Indeed, the interest in collecting oral stories about fairy folk by the likes of Lady Gregory, Thomas Crofton-Coker, James Stevens, and Sir William Wilde (father of Oscar), provides many stories where the ‘supernatural’ punch-line to a tale of spirits carrying off children, or men lured into fairy dances held in ancient raths or those ‘touched’ by spirits and dragged into madness might be seen as less magical and more prosaic in these cynical times. 

Many of the oral stories collected from the Irish speaking west of Ireland are simple and unadorned accounts of something that happened. And it’s this that lends them their power, and their connection with a more complex belief system of earliest Celtic times, as if the actions of Leprechauns and other fairy folk were a shadow thrown by the light from millennia before. Thus Lady Gregory writes of a man telling her how he was led astray through seven fields (a magical number in all cultures) and how despite turning his coat inside out, usually an effective spell against fairy folk and Leprechaun tricks, the power against him is too strong and he wanders lost until daybreak. He adds no embellishment or explanation, other than emphasising that he hadn’t been drinking. This and many other similar stories report interaction with the other-worldly beings in matter-of-fact tones, as if describing the workings of the weather.

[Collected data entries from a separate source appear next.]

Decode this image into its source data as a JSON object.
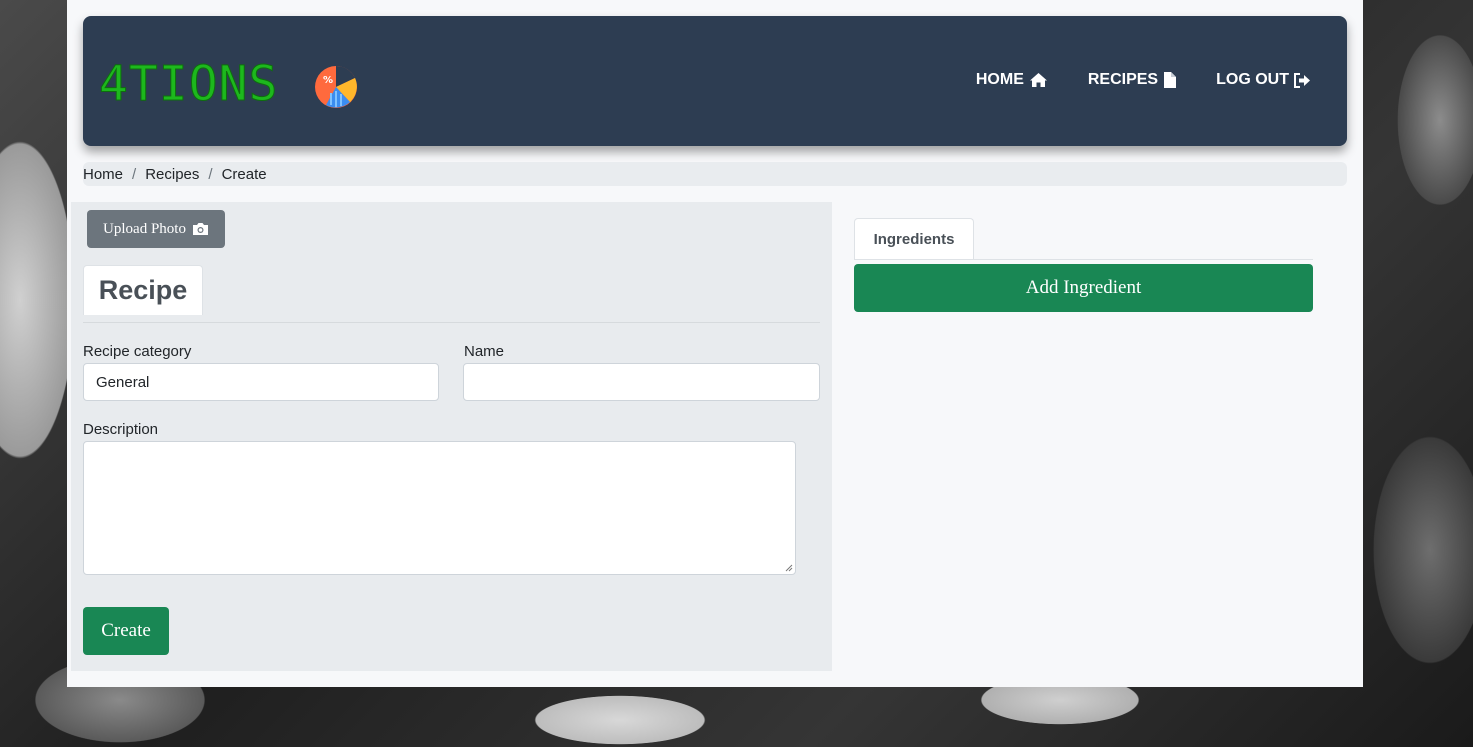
{
  "brand": {
    "name": "4TIONS",
    "logo_icon": "pie-chart-logo-icon"
  },
  "nav": {
    "items": [
      {
        "label": "HOME",
        "icon": "home-icon"
      },
      {
        "label": "RECIPES",
        "icon": "file-icon"
      },
      {
        "label": "LOG OUT",
        "icon": "sign-out-icon"
      }
    ]
  },
  "breadcrumb": [
    "Home",
    "Recipes",
    "Create"
  ],
  "recipe_form": {
    "upload_label": "Upload Photo",
    "upload_icon": "camera-icon",
    "tab_label": "Recipe",
    "category_label": "Recipe category",
    "category_value": "General",
    "name_label": "Name",
    "name_value": "",
    "description_label": "Description",
    "description_value": "",
    "submit_label": "Create"
  },
  "ingredients_panel": {
    "tab_label": "Ingredients",
    "add_label": "Add Ingredient"
  },
  "colors": {
    "navbar": "#2d3d52",
    "brand_text": "#1db81d",
    "success": "#198754",
    "secondary": "#6c757d"
  }
}
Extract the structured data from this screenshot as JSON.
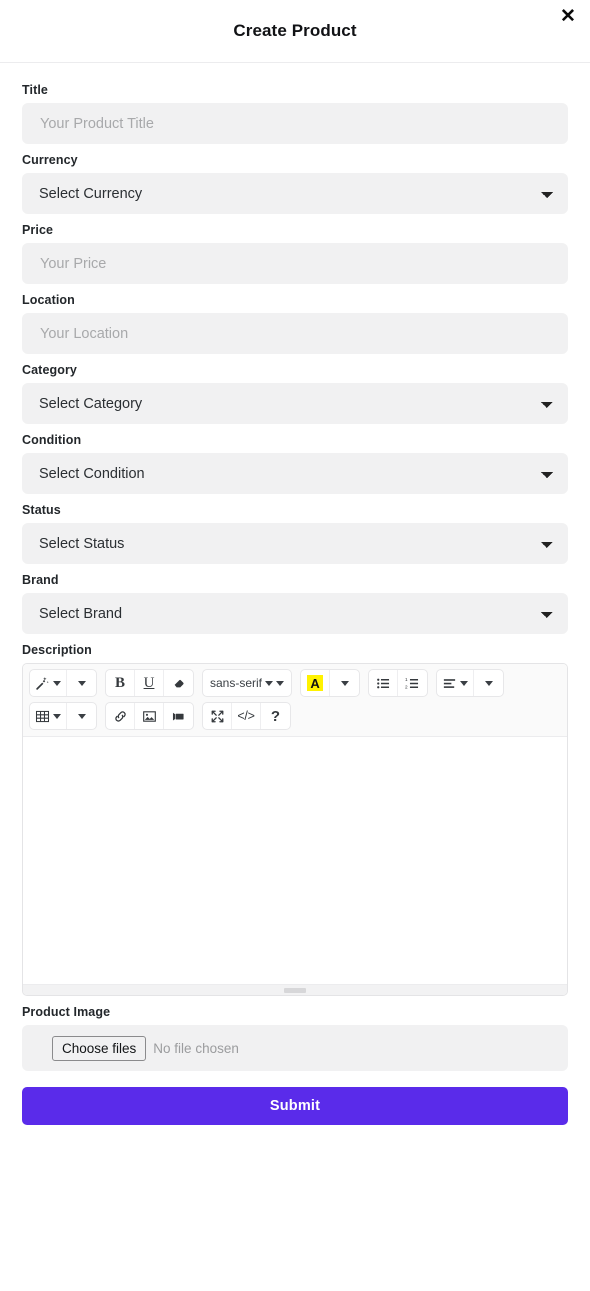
{
  "header": {
    "title": "Create Product",
    "close_label": "✕"
  },
  "form": {
    "fields": [
      {
        "label": "Title",
        "type": "text",
        "placeholder": "Your Product Title",
        "value": ""
      },
      {
        "label": "Currency",
        "type": "select",
        "selected": "Select Currency"
      },
      {
        "label": "Price",
        "type": "text",
        "placeholder": "Your Price",
        "value": ""
      },
      {
        "label": "Location",
        "type": "text",
        "placeholder": "Your Location",
        "value": ""
      },
      {
        "label": "Category",
        "type": "select",
        "selected": "Select Category"
      },
      {
        "label": "Condition",
        "type": "select",
        "selected": "Select Condition"
      },
      {
        "label": "Status",
        "type": "select",
        "selected": "Select Status"
      },
      {
        "label": "Brand",
        "type": "select",
        "selected": "Select Brand"
      }
    ],
    "description_label": "Description",
    "product_image_label": "Product Image"
  },
  "editor": {
    "toolbar": {
      "row1": [
        {
          "icon": "magic-wand-icon",
          "caret": true,
          "extra_caret": true
        },
        {
          "icon": "bold-icon",
          "text": "B"
        },
        {
          "icon": "underline-icon",
          "text": "U"
        },
        {
          "icon": "eraser-icon"
        },
        {
          "icon": "font-name-icon",
          "text": "sans-serif",
          "caret": true,
          "extra_caret": true
        },
        {
          "icon": "highlight-color-icon",
          "text": "A",
          "color": "#fff200",
          "caret": true
        },
        {
          "icon": "unordered-list-icon"
        },
        {
          "icon": "ordered-list-icon"
        },
        {
          "icon": "align-left-icon",
          "caret": true,
          "extra_caret": true
        }
      ],
      "row2": [
        {
          "icon": "table-icon",
          "caret": true,
          "extra_caret": true
        },
        {
          "icon": "link-icon"
        },
        {
          "icon": "picture-icon"
        },
        {
          "icon": "video-icon"
        },
        {
          "icon": "fullscreen-icon"
        },
        {
          "icon": "code-view-icon",
          "text": "</>"
        },
        {
          "icon": "help-icon",
          "text": "?"
        }
      ]
    },
    "content": ""
  },
  "file_upload": {
    "button_label": "Choose files",
    "status_text": "No file chosen"
  },
  "submit": {
    "label": "Submit"
  },
  "colors": {
    "accent": "#5a2bea",
    "field_bg": "#f1f1f2",
    "highlight": "#fff200",
    "text": "#212529"
  }
}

One peculiarity in descriptions of Leprechauns and of other Hibernian fairy folk, when they are detailed, is how their costume is always described in terms of clothing that is of older fashion that the story-teller’s time. Earliest accounts suggest them as robed like Celtic warriors. Then in the Middle Ages spirit people are dressed like people of a century earlier, whilst in the stories collected at the start of the 20th century the Leprechaun, with his breeches, tail coat, buckled shoes and cocked hat, is described as being attired like a dandy of more than a hundred years before. 

Unlike Santa Claus – and Santa Claus costumes – a Leprechaun isn’t just for Christmas but can be found in stories, films, old myths, souvenir shops and haunting Ireland’s sacred sites the whole year through. If you believe in them at all, that is. Though, how can you doubt their existence when every international sporting event featuring an Irish team is supported by hundreds of Leprechauns clearly identifiable in their big green hats, their faces framed by bushy ginger sideburns and beards.